By: Jeremy Carter user 03 Aug 2020 at 10:14 a.m. CDT

2 Responses
Jeremy Carter gravatar
When authentication requests for a given client trickle in at a rate faster then the access token lifetime, oxauth will eventually become unresponsive. I have tracked down the cause of this issue to some problematic code in the GrantService which remains unchanged in Gluu 4.2 which likely also contains this issue. The following code in the GrantService is fetching the cache of all tokens for a given client, appending the newly created token and then pushing the set of tokens back to the cache with the expiration of the current token. This carries multiple issues: https://github.com/GluuFederation/oxAuth/blob/master/Server/src/main/java/org/gluu/oxauth/service/GrantService.java#L142 1. This is not an atomic operation. This causes race conditions where multiple simultaneous authentication requests for the same client will result in some of their access tokens not stored in this cache. **2. Other tokens in this cache which may have expired are placed back in the cache with the expiration of the most recent access token. Unless this hashset of tokens is allowed to expire, it will continue to grow until either a timeout is reached when fetching this cache key or the server runs out of heap space attempting to deserialize.

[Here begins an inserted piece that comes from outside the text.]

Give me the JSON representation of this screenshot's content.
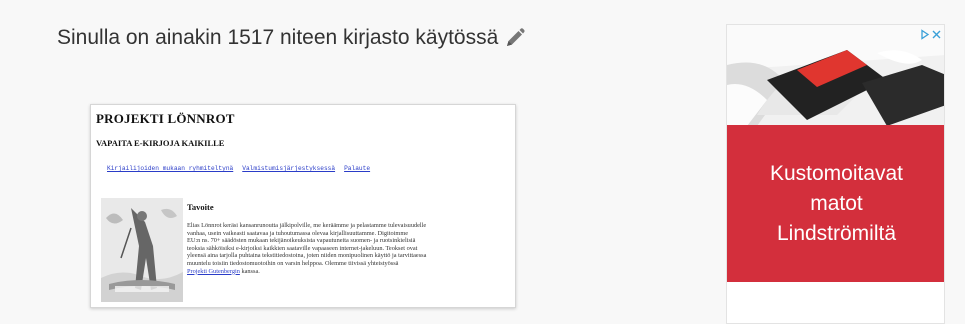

I have encountered both.** The current workaround is to disable entry into this section of code by setting the following: UseCacheForAllImplicitFlowObjects=FALSE PersistIdTokenInLdap=TRUE PersistRefreshTokenInLdap=TRUE

By Yuriy Zabrovarnyy staff 03 Aug 2020 at 10:40 a.m. CDT

Yuriy Zabrovarnyy gravatar
Both `ClientTokens` and `SessionTokens` were used as performance boost before we started to use Couchbase. Now it's outdated and should be removed. Scheduled removing: https://github.com/GluuFederation/oxAuth/issues/1431

By Yuriy Zabrovarnyy staff 04 Aug 2020 at 6:01 a.m. CDT

Yuriy Zabrovarnyy gravatar
Closing this ticket, feel free to re-open if needed.